The Italian legal changes which became effective in April 2017, led to the first closure of some call centers while big mobile companies committed to gradually repatriate 95 percent of their direct activity and 80 percent of their outsourcing services to Italy.
At least 30 call center companies operating in Albania and employing about 3,000 people have suspended their activity in the country following some late 2016 legal changes in Italy that became effective starting April 1.
Most companies continue to operate and have diversified their services, also shifting to English-language support services and speculative services such as online trading platforms or currency exchange investments. However, prospects for a rapidly growing industry have currently been curbed and diversification of services and languages is seen as the only way to save thousands of jobs that could be cut.
The late 2016 legal changes gave Italian consumers the option of speaking to a call-centre worker at home rather than someone overseas, especially non-EU countries. The changes envisage huge fines ranging from €50,000 to €150,000 for call centers whose operators don’t inform customers about the country they are calling from or when answering to customer enquiries, something which had been avoided. The legal changes also make it more difficult for Italian companies to change their location or contract non-EU third parties who have to provide guarantees about data protection.
Data published by state-run statistical institute INSTAT, shows youth unemployment slightly increased in the second quarter of this year following consecutive declines in the previous five quarters.
“The professional activities and administrative services” group also contracted by 2.3 percent in the second quarter of this ‘year as a result of the call center effect, registering the first negative contribution to the GDP since early 2011 just before the industry began to rapidly grow.

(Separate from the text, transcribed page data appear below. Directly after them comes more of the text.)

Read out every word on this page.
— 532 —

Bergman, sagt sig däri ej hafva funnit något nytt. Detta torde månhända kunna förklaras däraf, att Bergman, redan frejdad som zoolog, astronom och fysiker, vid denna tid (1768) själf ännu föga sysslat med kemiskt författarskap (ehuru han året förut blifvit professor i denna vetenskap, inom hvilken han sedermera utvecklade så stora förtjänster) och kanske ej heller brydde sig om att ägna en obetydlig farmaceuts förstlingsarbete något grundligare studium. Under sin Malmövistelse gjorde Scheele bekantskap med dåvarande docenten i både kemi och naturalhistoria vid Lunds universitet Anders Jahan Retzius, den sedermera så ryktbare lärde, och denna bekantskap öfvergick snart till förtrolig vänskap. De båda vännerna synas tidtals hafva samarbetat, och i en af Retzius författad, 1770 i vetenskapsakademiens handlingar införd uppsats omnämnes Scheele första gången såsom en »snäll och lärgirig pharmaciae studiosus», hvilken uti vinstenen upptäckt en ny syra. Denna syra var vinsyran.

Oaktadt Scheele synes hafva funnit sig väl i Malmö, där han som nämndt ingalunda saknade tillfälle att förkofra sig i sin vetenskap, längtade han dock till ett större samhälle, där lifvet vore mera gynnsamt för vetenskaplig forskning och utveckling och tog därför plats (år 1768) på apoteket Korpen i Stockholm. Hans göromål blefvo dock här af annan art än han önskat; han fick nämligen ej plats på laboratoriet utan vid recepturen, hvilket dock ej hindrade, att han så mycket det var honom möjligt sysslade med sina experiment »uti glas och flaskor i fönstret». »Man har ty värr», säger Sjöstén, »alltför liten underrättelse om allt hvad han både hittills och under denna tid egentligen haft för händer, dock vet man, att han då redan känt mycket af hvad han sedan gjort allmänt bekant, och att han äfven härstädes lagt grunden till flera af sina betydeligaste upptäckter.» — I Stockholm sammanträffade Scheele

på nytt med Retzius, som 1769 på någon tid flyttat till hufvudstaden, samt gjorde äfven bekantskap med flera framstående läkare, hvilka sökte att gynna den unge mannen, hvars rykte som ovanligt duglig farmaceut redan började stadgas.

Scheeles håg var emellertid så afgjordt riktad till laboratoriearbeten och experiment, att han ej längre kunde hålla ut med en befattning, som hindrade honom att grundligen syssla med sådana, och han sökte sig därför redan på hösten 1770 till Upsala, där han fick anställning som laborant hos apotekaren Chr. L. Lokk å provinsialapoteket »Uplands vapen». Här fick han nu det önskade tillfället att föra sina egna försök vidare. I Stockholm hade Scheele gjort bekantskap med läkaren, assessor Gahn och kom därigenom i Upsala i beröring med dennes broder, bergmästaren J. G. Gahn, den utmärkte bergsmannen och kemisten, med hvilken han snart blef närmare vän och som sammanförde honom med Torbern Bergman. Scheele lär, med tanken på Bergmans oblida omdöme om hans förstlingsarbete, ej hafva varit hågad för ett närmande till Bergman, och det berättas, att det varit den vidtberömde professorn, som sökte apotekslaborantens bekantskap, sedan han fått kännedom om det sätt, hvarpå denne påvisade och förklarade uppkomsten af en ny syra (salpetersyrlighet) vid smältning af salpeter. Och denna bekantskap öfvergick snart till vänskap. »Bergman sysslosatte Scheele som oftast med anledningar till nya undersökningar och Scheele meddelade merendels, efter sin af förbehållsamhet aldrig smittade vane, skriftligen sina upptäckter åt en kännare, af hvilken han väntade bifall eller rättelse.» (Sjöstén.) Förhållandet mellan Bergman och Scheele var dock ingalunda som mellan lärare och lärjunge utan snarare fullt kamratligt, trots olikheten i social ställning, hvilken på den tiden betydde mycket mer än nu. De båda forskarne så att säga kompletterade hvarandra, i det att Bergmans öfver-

In its labour force survey for the second quarter of this year, INSTAT reports the number of jobless young men and women aged between 15 to 29 years old slightly grew to 78,419, up by a modest 639 people compared to the previous quarter, but was down by 9,164 youngsters compared to the same period last year.
The figure is however an estimate from INSTAT’s quarterly survey with about 8,000 households nationwide which placed youth unemployment at 26.4 percent in the second quarter of 2017, down from about 30 percent during the same period last year and a record 34 percent in early 2015.

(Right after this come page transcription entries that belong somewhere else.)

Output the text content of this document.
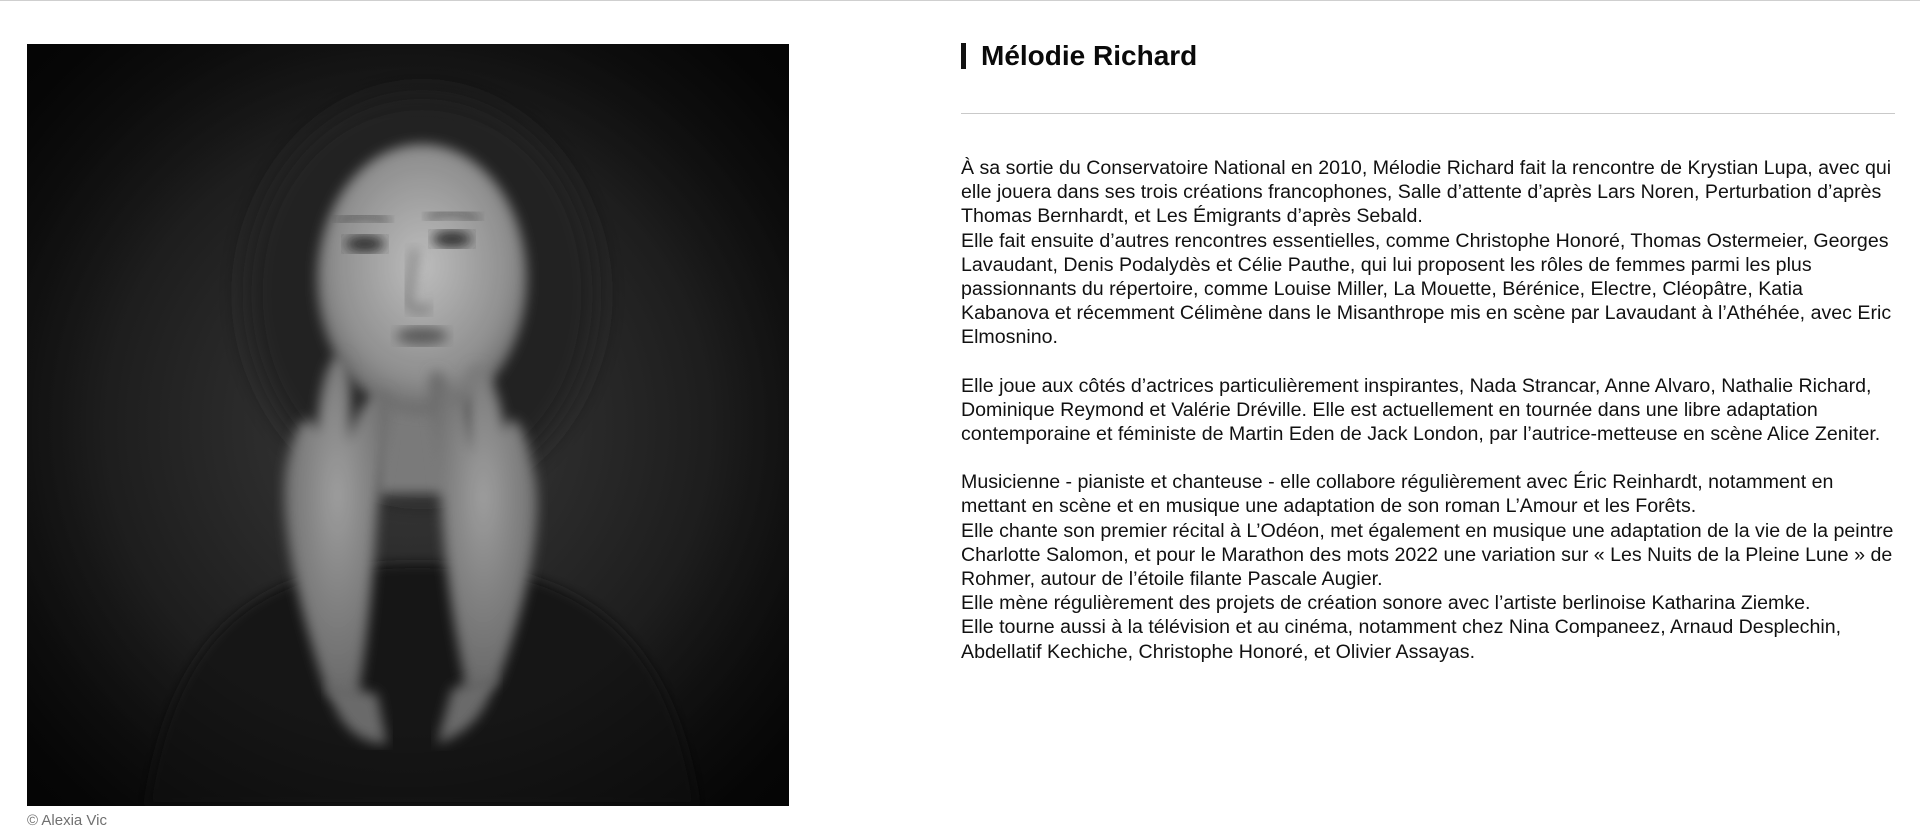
© Alexia Vic
Mélodie Richard

À sa sortie du Conservatoire National en 2010, Mélodie Richard fait la rencontre de Krystian Lupa, avec qui elle jouera dans ses trois créations francophones, Salle d’attente d’après Lars Noren, Perturbation d’après Thomas Bernhardt, et Les Émigrants d’après Sebald.

Elle fait ensuite d’autres rencontres essentielles, comme Christophe Honoré, Thomas Ostermeier, Georges Lavaudant, Denis Podalydès et Célie Pauthe, qui lui proposent les rôles de femmes parmi les plus passionnants du répertoire, comme Louise Miller, La Mouette, Bérénice, Electre, Cléopâtre, Katia Kabanova et récemment Célimène dans le Misanthrope mis en scène par Lavaudant à l’Athéhée, avec Eric Elmosnino.

Elle joue aux côtés d’actrices particulièrement inspirantes, Nada Strancar, Anne Alvaro, Nathalie Richard, Dominique Reymond et Valérie Dréville. Elle est actuellement en tournée dans une libre adaptation contemporaine et féministe de Martin Eden de Jack London, par l’autrice-metteuse en scène Alice Zeniter.

Musicienne - pianiste et chanteuse - elle collabore régulièrement avec Éric Reinhardt, notamment en mettant en scène et en musique une adaptation de son roman L’Amour et les Forêts.

Elle chante son premier récital à L’Odéon, met également en musique une adaptation de la vie de la peintre Charlotte Salomon, et pour le Marathon des mots 2022 une variation sur « Les Nuits de la Pleine Lune » de Rohmer, autour de l’étoile filante Pascale Augier.

Elle mène régulièrement des projets de création sonore avec l’artiste berlinoise Katharina Ziemke.

Elle tourne aussi à la télévision et au cinéma, notamment chez Nina Companeez, Arnaud Desplechin, Abdellatif Kechiche, Christophe Honoré, et Olivier Assayas.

Meanwhile, other data shows only about 17,500 young men and women aged between 16 to 29 years old have registered with the country’s employment offices, accounting for about 19 percent of the total registered jobseekers of about 92,000 at the end of the June 2016.
Experts estimate the general unemployment rate, officially at 13.9 percent to be far bigger as people in rural areas possessing land are automatically counted as self-employed.

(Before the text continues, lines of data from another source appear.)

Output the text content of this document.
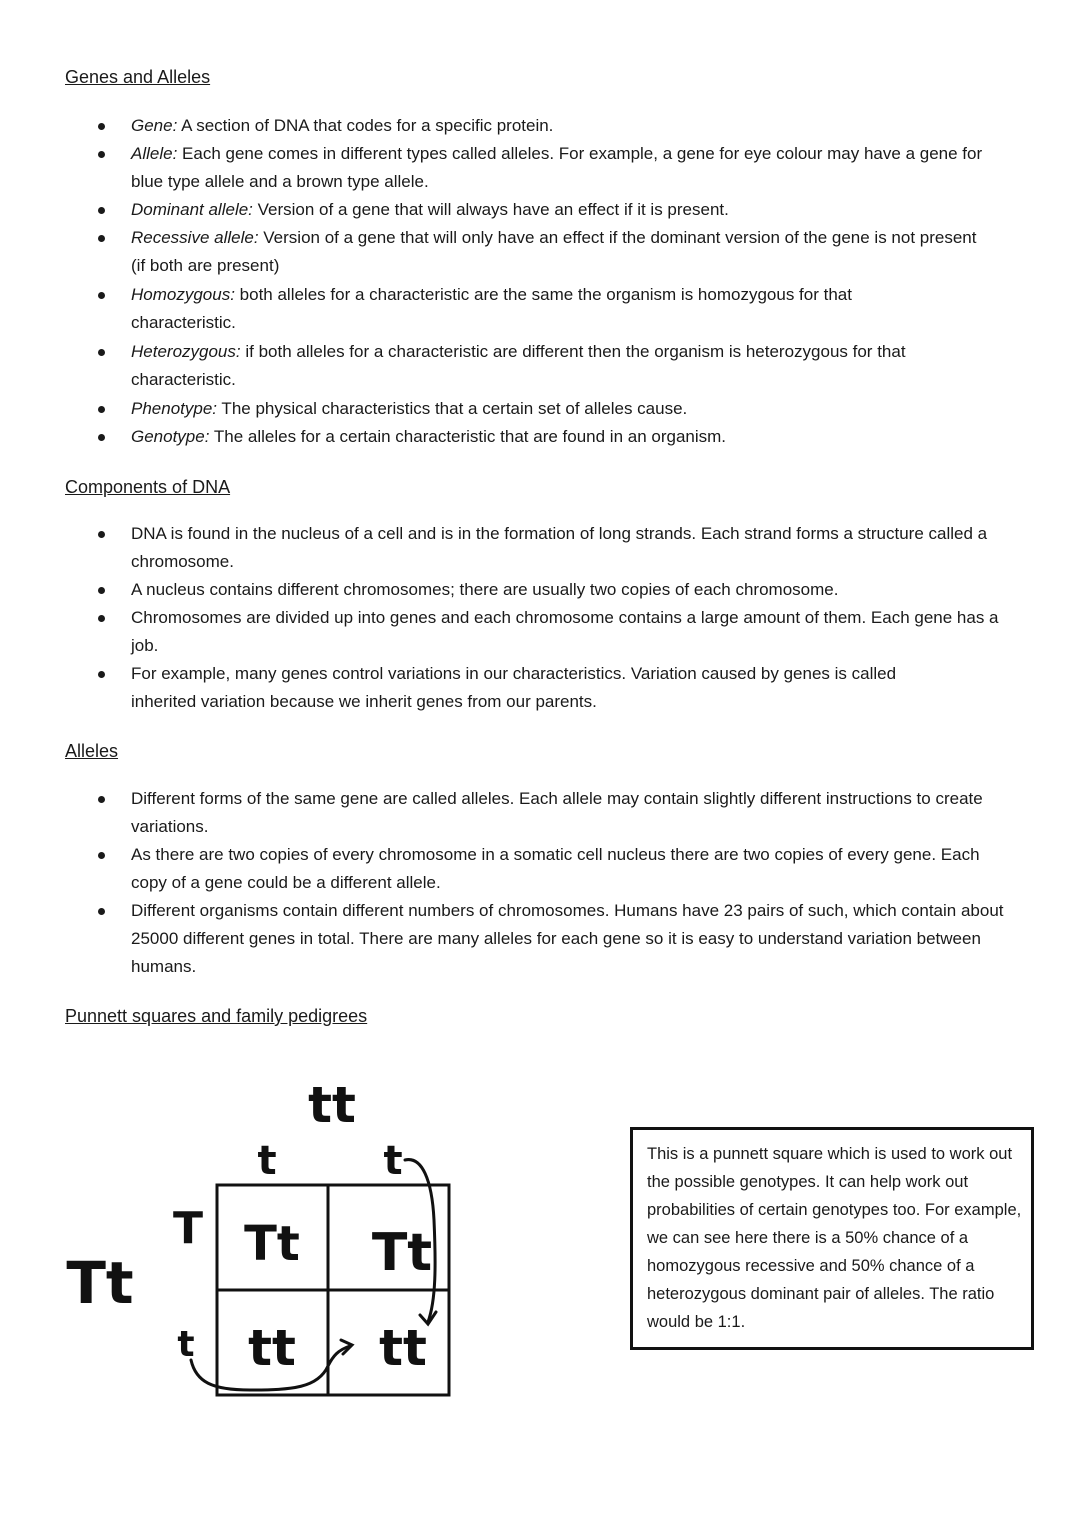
Genes and Alleles
Gene: A section of DNA that codes for a specific protein.
Allele: Each gene comes in different types called alleles. For example, a gene for eye colour may have a gene for blue type allele and a brown type allele.
Dominant allele: Version of a gene that will always have an effect if it is present.
Recessive allele: Version of a gene that will only have an effect if the dominant version of the gene is not present (if both are present)
Homozygous: both alleles for a characteristic are the same the organism is homozygous for that characteristic.
Heterozygous: if both alleles for a characteristic are different then the organism is heterozygous for that characteristic.
Phenotype: The physical characteristics that a certain set of alleles cause.
Genotype: The alleles for a certain characteristic that are found in an organism.
Components of DNA
DNA is found in the nucleus of a cell and is in the formation of long strands. Each strand forms a structure called a chromosome.
A nucleus contains different chromosomes; there are usually two copies of each chromosome.
Chromosomes are divided up into genes and each chromosome contains a large amount of them. Each gene has a job.
For example, many genes control variations in our characteristics. Variation caused by genes is called inherited variation because we inherit genes from our parents.
Alleles
Different forms of the same gene are called alleles. Each allele may contain slightly different instructions to create variations.
As there are two copies of every chromosome in a somatic cell nucleus there are two copies of every gene. Each copy of a gene could be a different allele.
Different organisms contain different numbers of chromosomes. Humans have 23 pairs of such, which contain about 25000 different genes in total. There are many alleles for each gene so it is easy to understand variation between humans.
Punnett squares and family pedigrees
tt
Tt
t	t
T
t
Tt Tt
tt tt
This is a punnett square which is used to work out the possible genotypes. It can help work out probabilities of certain genotypes too. For example, we can see here there is a 50% chance of a homozygous recessive and 50% chance of a heterozygous dominant pair of alleles. The ratio would be 1:1.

Agriculture, a sector employing about half of the country’s population but accounting for only 20 percent of the GDP, is one of the country’s most inefficient, hampered by fragmentation of farm land into small plots and poor financing and technology employed.
While the call center business dominated by Italian companies mainly attracts university students and newly graduates who are unable to find a job in the occupation they have graduated in, the faà§on industry, a traditional employer producing garment and footwear mainly for export, is attracting a considerable number of youngsters who have finished only the compulsory education or secondary education but failed to attend university. The garment and footwear sector, employing some 100,000 people, also relies on low cost and mainly produces for Italy.
Albania had some 191,500 jobless people at the end of the first half of this year, down from 227,800 at the end of 2014, just before an asylum exodus that saw more than 100,000 Albanians leave the country, mainly to Germany.